We can see above that we don’t have that exact return interval, but we can filter values close to that:
ams_ri |>
filter(Ri <= 1.6,
Ri >= 1.4)
What flow approximately represents the 10-year flood?
Recall that it is unlikely there is exactly a return interval of 10, so use bounds to capture the location
ams_ri |>
filter(Ri <= 15,
Ri >= 7)
ams_ri |>
filter(Ri <= 100,
Ri >= 40)
This means that there is no data with an \(R_i\) between 40 and 100
Let’s see what the maximum \(R_i\) value in our data is
ams_ri |>
filter(Ri == max(Ri))
In this data, the biggest return interval is 22 years, and has a flow of 46800 CFS
For this data, all we can say about the 50-year flood is that it is greater than 46800
Note that there is a method for extrapolating return intervals called the Log III Pearson regression
Unfortunately, this analysis is beyond the scope of this course, but I want you to be aware of its existence
Note that the data you find for the assignment may be more extensive than this, so you may be able to report more accurate estimates for floods with higher return intervals
\[ \text{Risk} = 1 - (1 - P)^n \] * What’s the risk of having a flood with a 0.15 probability in the next 2 years?

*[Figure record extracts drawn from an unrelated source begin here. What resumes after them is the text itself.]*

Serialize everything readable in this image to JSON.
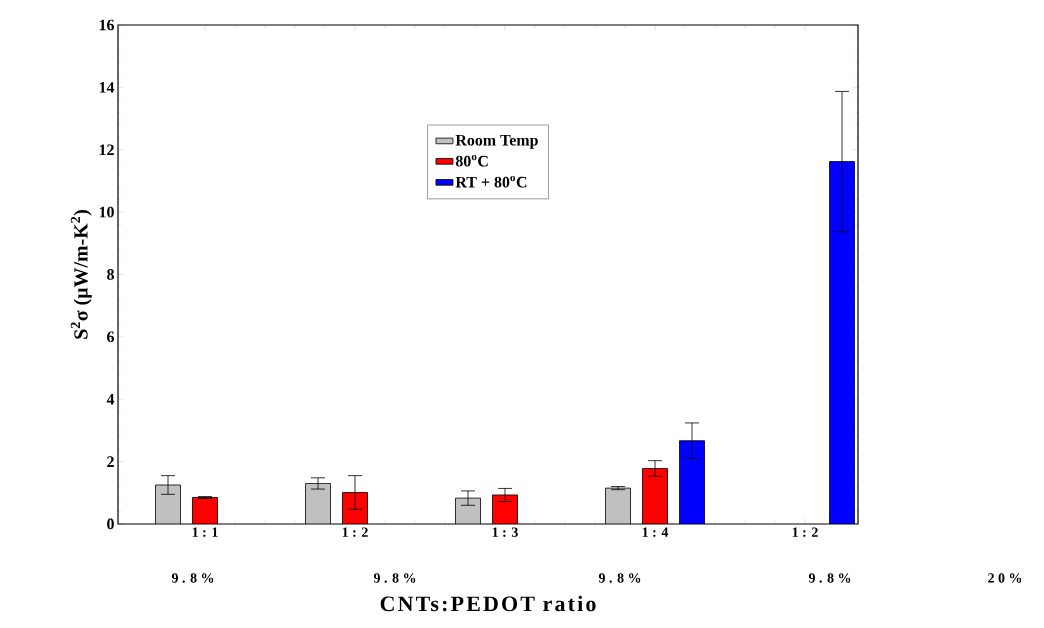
{
  "chart_data": {
    "type": "bar",
    "xlabel": "CNTs:PEDOT ratio",
    "ylabel": "S$^{2}$σ (μW/m-K$^{2}$)",
    "categories": [
      "1 : 1",
      "1 : 2",
      "1 : 3",
      "1 : 4",
      "1 : 2"
    ],
    "series": [
      {
        "name": "Room Temp",
        "color": "#c0c0c0",
        "values": [
          1.25,
          1.3,
          0.83,
          1.15,
          null
        ],
        "errors": [
          0.3,
          0.18,
          0.23,
          0.05,
          null
        ]
      },
      {
        "name": "80$^{o}$C",
        "color": "#ff0000",
        "values": [
          0.85,
          1.01,
          0.93,
          1.78,
          null
        ],
        "errors": [
          0.03,
          0.54,
          0.21,
          0.25,
          null
        ]
      },
      {
        "name": "RT + 80$^{o}$C",
        "color": "#0000ff",
        "values": [
          null,
          null,
          null,
          2.67,
          11.62
        ],
        "errors": [
          null,
          null,
          null,
          0.57,
          2.25
        ]
      }
    ],
    "ylim": [
      0,
      16
    ],
    "yticks": [
      0,
      2,
      4,
      6,
      8,
      10,
      12,
      14,
      16
    ],
    "grid": false,
    "legend": "top",
    "annotations": [
      "9 . 8 %",
      "9 . 8 %",
      "9 . 8 %",
      "9 . 8 %",
      "2 0 %"
    ]
  }
}
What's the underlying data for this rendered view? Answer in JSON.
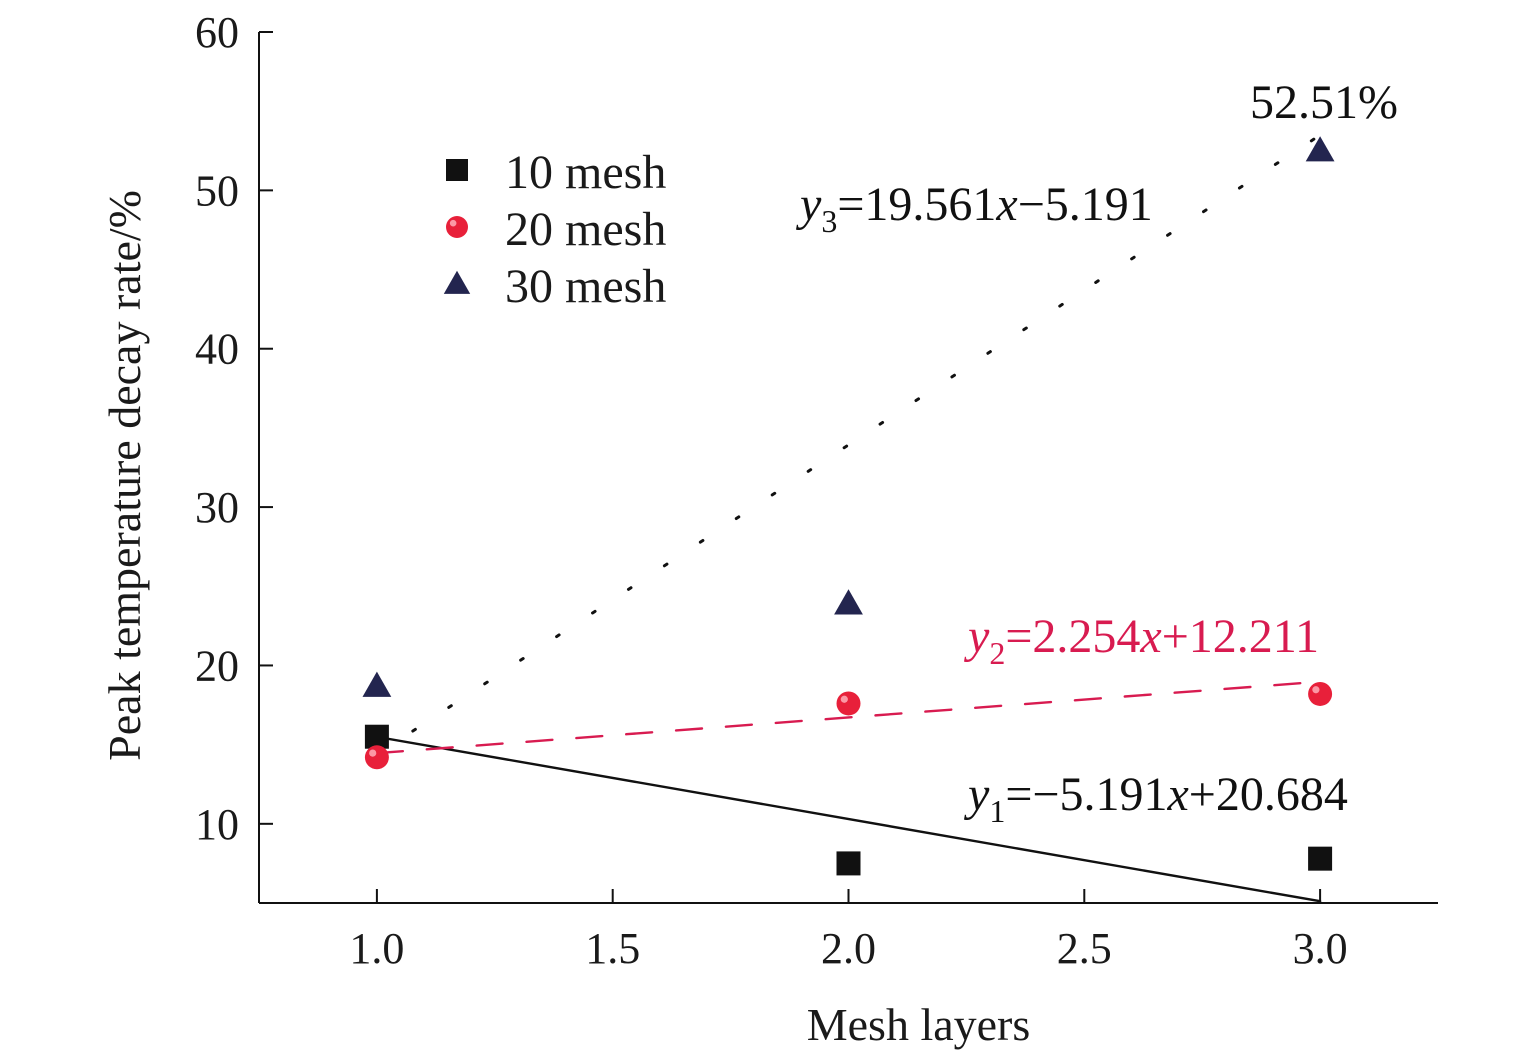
{
  "chart_data": {
    "type": "scatter",
    "title": "",
    "xlabel": "Mesh layers",
    "ylabel": "Peak temperature decay rate/%",
    "xlim": [
      0.75,
      3.25
    ],
    "ylim": [
      5,
      60
    ],
    "xticks": [
      1.0,
      1.5,
      2.0,
      2.5,
      3.0
    ],
    "xtick_labels": [
      "1.0",
      "1.5",
      "2.0",
      "2.5",
      "3.0"
    ],
    "yticks": [
      10,
      20,
      30,
      40,
      50,
      60
    ],
    "ytick_labels": [
      "10",
      "20",
      "30",
      "40",
      "50",
      "60"
    ],
    "grid": false,
    "legend": {
      "position": "top-left"
    },
    "series": [
      {
        "name": "10 mesh",
        "marker": "square",
        "color": "#111111",
        "x": [
          1,
          2,
          3
        ],
        "y": [
          15.5,
          7.5,
          7.8
        ],
        "fit": {
          "slope": -5.191,
          "intercept": 20.684,
          "style": "solid",
          "color": "#111111"
        }
      },
      {
        "name": "20 mesh",
        "marker": "circle",
        "color": "#e8203a",
        "x": [
          1,
          2,
          3
        ],
        "y": [
          14.2,
          17.6,
          18.2
        ],
        "fit": {
          "slope": 2.254,
          "intercept": 12.211,
          "style": "dashed",
          "color": "#d81b50"
        }
      },
      {
        "name": "30 mesh",
        "marker": "triangle",
        "color": "#23254f",
        "x": [
          1,
          2,
          3
        ],
        "y": [
          18.7,
          23.9,
          52.51
        ],
        "fit": {
          "slope": 19.561,
          "intercept": -5.191,
          "style": "dotted",
          "color": "#111111"
        }
      }
    ],
    "annotations": [
      {
        "id": "eq1",
        "italic": "y",
        "sub": "1",
        "rest": "=−5.191",
        "var": "x",
        "tail": "+20.684",
        "color": "#111111"
      },
      {
        "id": "eq2",
        "italic": "y",
        "sub": "2",
        "rest": "=2.254",
        "var": "x",
        "tail": "+12.211",
        "color": "#d81b50"
      },
      {
        "id": "eq3",
        "italic": "y",
        "sub": "3",
        "rest": "=19.561",
        "var": "x",
        "tail": "−5.191",
        "color": "#111111"
      },
      {
        "id": "peak",
        "text": "52.51%",
        "color": "#111111"
      }
    ]
  }
}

\(P = 0.15\) and \(n = 2\)
We can use R as a fancy calculator and plug these numbers in
1 - (1 - 0.15)^2
## [1] 0.2775
So there is a 0.2775 or 27.75% chance of having that flood occur in the next two years
What’s the risk of having a flood with a return interval of 50 years in the next 10 years?
here \(n = 10\) but we have to calculate \(P\)
\[ P = 1 / T \] * Where \(T\) is the return interval in years
1 - (1 - (1/50))^10
## [1] 0.1829272